In our agricultural regions—especially here in California—our air, water, and land are contaminated by PFAS, better known as “forever chemicals,” many of which are endocrine disruptors that mimic or block hormones in the human body. Women are particularly susceptible, especially during pregnancy, when these toxins can cause miscarriages, developmental delays, and lasting harm. PFAS chemicals affect men's reproductive systems, too. Yet the billionaires and corporations that are polluting our land are the same ones profiting from our sickness—and the establishment politicians that are their puppets enable them by refusing to regulate, refusing to do their jobs. This is no coincidence; it is an intentional design flaw, one that elevates profits in the battle over public health, and places women’s bodies on the frontline.
​
The truth is, we live in a system designed by and for the men in power—a system that prioritizes control over care, dominance over life. Healthy, vibrant women are essential to the continuation of humanity, yet our society treats this as an afterthought. This is one inevitable result of a power-centered patriarchy that has ruined not just our Healthcare system, but our entire planet. To survive, we must reclaim a different way of being—an earth-centered matriarchy that places community, sustainability, and wellness at the center of our decisions. A matriarchal approach isn’t about flipping the hierarchy, it’s about replacing domination with cooperation, replacing exploitation with care. Universal Healthcare is a foundational step toward that transformation.​
​
It is no surprise that Mike Thompson is against Universal Healthcare. He is propped up by the Medical Industrial Complex. Health Insurance Providers and Health Care Organizations contribute thousands and thousands of dollars to make sure their "handled" lawmakers vote a certain way in Congress, oppose Universal Healthcare (even if they know it's the right thing to do), and never criticize the monster that they helped to create.

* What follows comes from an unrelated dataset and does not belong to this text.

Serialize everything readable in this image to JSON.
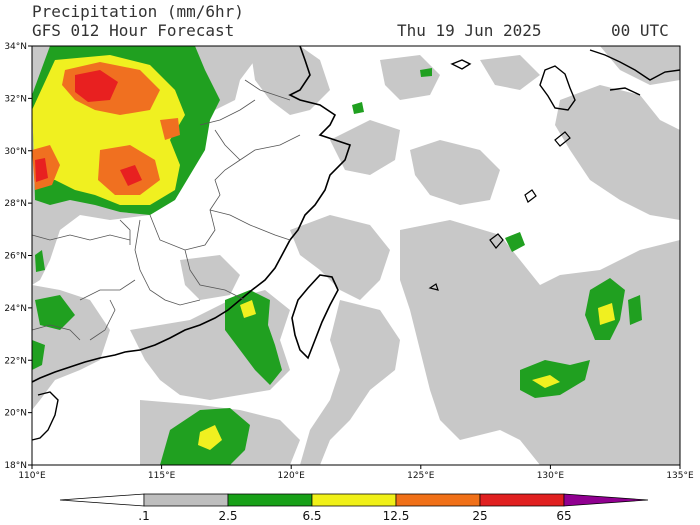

This monster all but guarantees that the uninsured, unprotected and underrepresented populations, like my neighbors here in Lake County, and in the rural Yolo County, and the Students in Santa Rosa and Sonoma, and the elderly Medicare and Social Security recipients all over this great district and the poor children in every one of our school districts and the small business owners paving their own way by the skin of their teeth...these are the people that are made to feel the brunt of our broken system. No one in this country should have to go without healthcare because they don't have the money. No one should have to go bankrupt because they got sick or were in an accident. That is unacceptable and yet it is a reality in this country, the richest country in the world.​
​
Mike Thompson would rather blame the patients in the health care system for the high costs:
​
"By streamlining health care, reducing fraud and abuse, ending unnecessary testing, discouraging over-
utilization, investing in smart reforms, and emphasizing preventive health care, we can significantly bring down
the cost of health care." - Mike Thompson​​
​
This coming election, the future is on the ballot. Cast your vote for John Tyler and choose a representative who will go to Washington D.C. and fight for Universal Healthcare, environmental protection, women's rights, and a government that serves people, not profit. It’s time to break the corporate stranglehold on our health, our land, and our lives. Vote for change. Vote for the future. Vote like your life depends on it—because for millions of us, it truly does.